While in Paris for Spring Break, I found myself in the company of university students drinking cocktails and enjoying a mild spring evening. It was a diverse bunch – from the Middle East, Asia and across Europe – that was very kind when some Americans joined in their festivities.

After I disappointed them with the information that – despite my residency in Colorado – I did not live on a mountain or own a cowboy hat or horse, they asked about U.S. culture. One of the men even expressed a genuine interest in an extended stay in Nebraska. I was shocked that these folks cared considering the slice of our kind found clustered around the Eiffel Tower donning fanny packs and speaking at shouting volumes about the highfalutin lifestyles of Parisians.

The university students listened intently as my sister and I explained Sam’s Club, National Security color codes, dive bars and veganism. As the conversation shifted to politics, we were asked why people in the U.S. were so passive to the absurdity of this government. Sadly that was cut short once a bag of gum with temporary tattoos was produced.

When I returned to my hotel, I began to think about all of the people that I know who are deathly afraid of traveling overseas – specifically to a nation like France – due to unfavorable views of the United States. They tremble at the notion of upturned noses, Euro hungry pickpockets and torch-bearing radicals amassing once their nationality is revealed.
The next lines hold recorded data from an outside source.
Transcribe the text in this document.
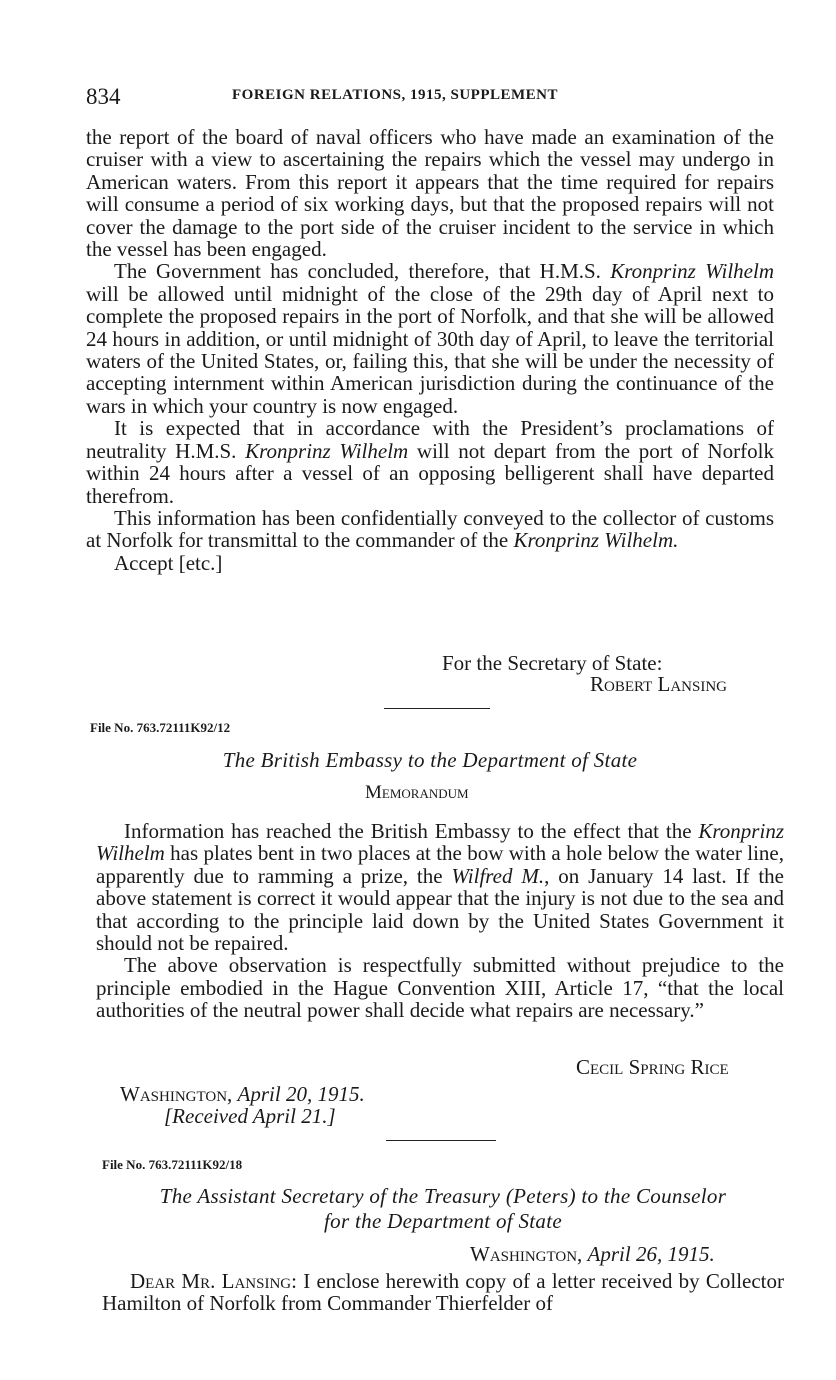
834	FOREIGN RELATIONS, 1915, SUPPLEMENT

the report of the board of naval officers who have made an examination of the cruiser with a view to ascertaining the repairs which the vessel may undergo in American waters. From this report it appears that the time required for repairs will consume a period of six working days, but that the proposed repairs will not cover the damage to the port side of the cruiser incident to the service in which the vessel has been engaged.

The Government has concluded, therefore, that H.M.S. Kronprinz Wilhelm will be allowed until midnight of the close of the 29th day of April next to complete the proposed repairs in the port of Norfolk, and that she will be allowed 24 hours in addition, or until midnight of 30th day of April, to leave the territorial waters of the United States, or, failing this, that she will be under the necessity of accepting internment within American jurisdiction during the continuance of the wars in which your country is now engaged.

It is expected that in accordance with the President’s proclamations of neutrality H.M.S. Kronprinz Wilhelm will not depart from the port of Norfolk within 24 hours after a vessel of an opposing belligerent shall have departed therefrom.

This information has been confidentially conveyed to the collector of customs at Norfolk for transmittal to the commander of the Kronprinz Wilhelm.

Accept [etc.]

For the Secretary of State:
Robert Lansing
File No. 763.72111K92/12
The British Embassy to the Department of State
Memorandum

Information has reached the British Embassy to the effect that the Kronprinz Wilhelm has plates bent in two places at the bow with a hole below the water line, apparently due to ramming a prize, the Wilfred M., on January 14 last. If the above statement is correct it would appear that the injury is not due to the sea and that according to the principle laid down by the United States Government it should not be repaired.

The above observation is respectfully submitted without prejudice to the principle embodied in the Hague Convention XIII, Article 17, “that the local authorities of the neutral power shall decide what repairs are necessary.”

Cecil Spring Rice
Washington, April 20, 1915.
[Received April 21.]
File No. 763.72111K92/18
The Assistant Secretary of the Treasury (Peters) to the Counselor
for the Department of State
Washington, April 26, 1915.

Dear Mr. Lansing: I enclose herewith copy of a letter received by Collector Hamilton of Norfolk from Commander Thierfelder of
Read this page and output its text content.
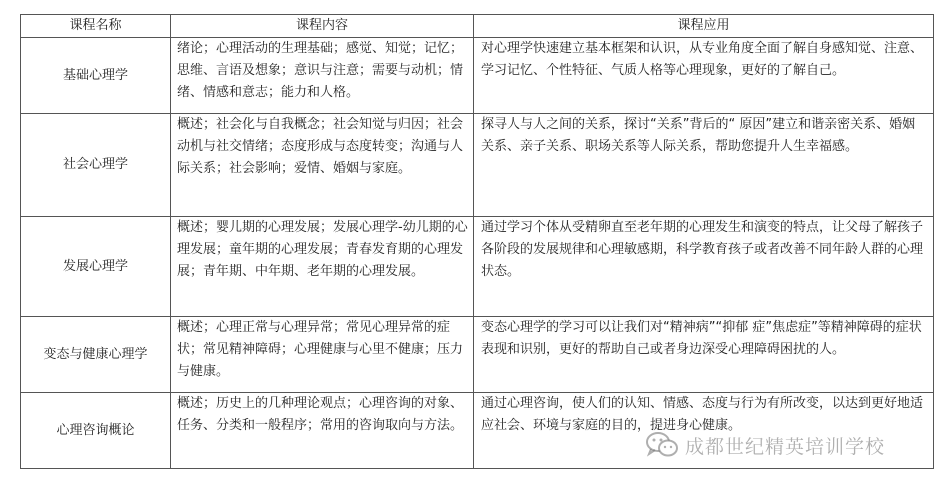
课程名称	课程内容	课程应用
基础心理学	绪论；心理活动的生理基础；感觉、知觉；记忆；思维、言语及想象；意识与注意；需要与动机；情绪、情感和意志；能力和人格。	对心理学快速建立基本框架和认识，从专业角度全面了解自身感知觉、注意、学习记忆、个性特征、气质人格等心理现象，更好的了解自己。
社会心理学	概述；社会化与自我概念；社会知觉与归因；社会动机与社交情绪；态度形成与态度转变；沟通与人际关系；社会影响；爱情、婚姻与家庭。	探寻人与人之间的关系，探讨“关系”背后的“ 原因”建立和谐亲密关系、婚姻关系、亲子关系、职场关系等人际关系，帮助您提升人生幸福感。
发展心理学	概述；婴儿期的心理发展；发展心理学-幼儿期的心理发展；童年期的心理发展；青春发育期的心理发展；青年期、中年期、老年期的心理发展。	通过学习个体从受精卵直至老年期的心理发生和演变的特点，让父母了解孩子各阶段的发展规律和心理敏感期，科学教育孩子或者改善不同年龄人群的心理状态。
变态与健康心理学	概述；心理正常与心理异常；常见心理异常的症状；常见精神障碍；心理健康与心里不健康；压力与健康。	变态心理学的学习可以让我们对“精神病”“抑郁 症”焦虑症”等精神障碍的症状表现和识别，更好的帮助自己或者身边深受心理障碍困扰的人。
心理咨询概论	概述；历史上的几种理论观点；心理咨询的对象、任务、分类和一般程序；常用的咨询取向与方法。	通过心理咨询，使人们的认知、情感、态度与行为有所改变，以达到更好地适应社会、环境与家庭的目的，提进身心健康。
成都世纪精英培训学校
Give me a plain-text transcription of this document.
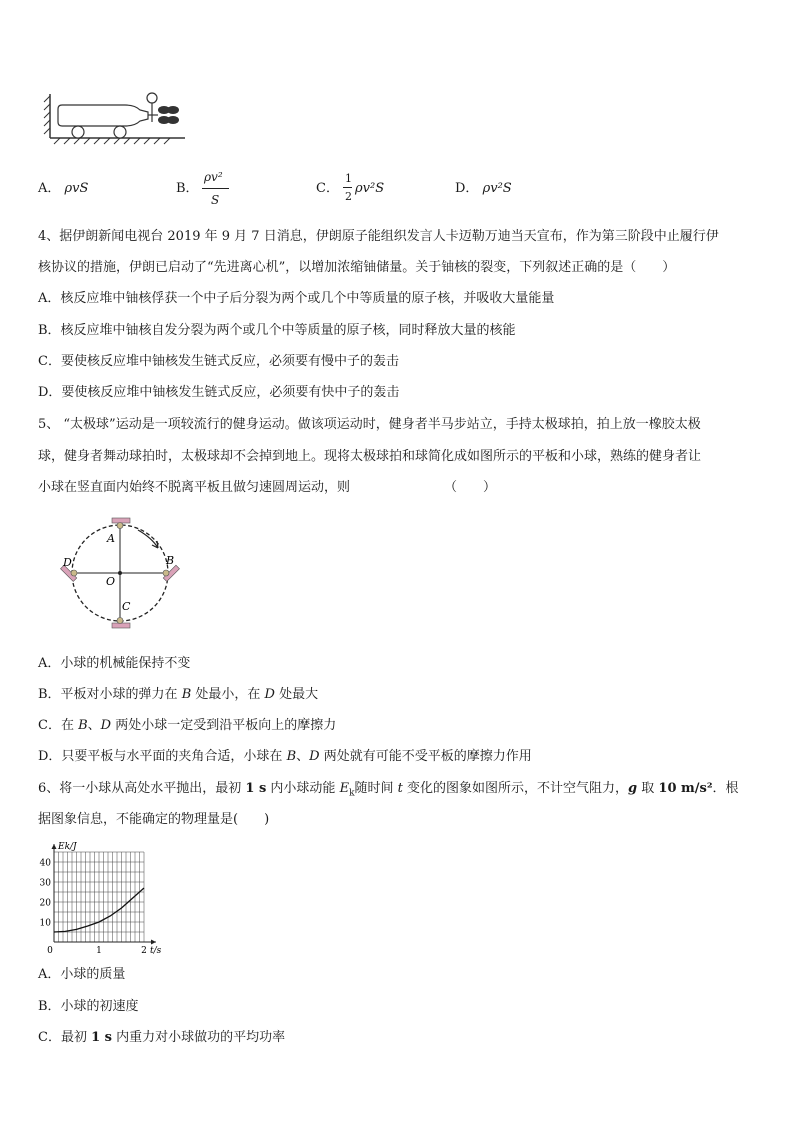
A． ρvS	B．
ρv²
S
C．
1
2
ρv²S	D． ρv²S
4、据伊朗新闻电视台 2019 年 9 月 7 日消息，伊朗原子能组织发言人卡迈勒万迪当天宣布，作为第三阶段中止履行伊
核协议的措施，伊朗已启动了“先进离心机”，以增加浓缩铀储量。关于铀核的裂变，下列叙述正确的是（　　）
A．核反应堆中铀核俘获一个中子后分裂为两个或几个中等质量的原子核，并吸收大量能量
B．核反应堆中铀核自发分裂为两个或几个中等质量的原子核，同时释放大量的核能
C．要使核反应堆中铀核发生链式反应，必须要有慢中子的轰击
D．要使核反应堆中铀核发生链式反应，必须要有快中子的轰击
5、 “太极球”运动是一项较流行的健身运动。做该项运动时，健身者半马步站立，手持太极球拍，拍上放一橡胶太极
球，健身者舞动球拍时，太极球却不会掉到地上。现将太极球拍和球简化成如图所示的平板和小球，熟练的健身者让
小球在竖直面内始终不脱离平板且做匀速圆周运动，则	（　　）
A
B
C
D
O
A．小球的机械能保持不变
B．平板对小球的弹力在 B 处最小，在 D 处最大
C．在 B、D 两处小球一定受到沿平板向上的摩擦力
D．只要平板与水平面的夹角合适，小球在 B、D 两处就有可能不受平板的摩擦力作用
6、将一小球从高处水平抛出，最初 1 s 内小球动能 $E_k$随时间 t 变化的图象如图所示，不计空气阻力，g 取 10 m/s²．根
据图象信息，不能确定的物理量是(　　)
10
20
30
40
0	1	2
Ek/J
t/s
A．小球的质量
B．小球的初速度
C．最初 1 s 内重力对小球做功的平均功率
As I ambled through Paris from discotheque to neighborhood café, the greatest reaction my citizenship earned was a rendition of the Star Spangled Banner in French. Even when I fumbled with my language skills and asked a woman at the hotel if I spoke English, she humored me and responded as if nothing happened. With the students, the general consensus in regards to the dismal state of affairs within the U.S. was simply that Americans are uneducated by schools and media alike.

During my journey, I feared not the French on the street and in the Metro, but the French in cars zooming through crosswalks and red lights. Rest assured, as long as you can spot oncoming traffic, there is little to fear about hopping the pond for an adventure in Europe.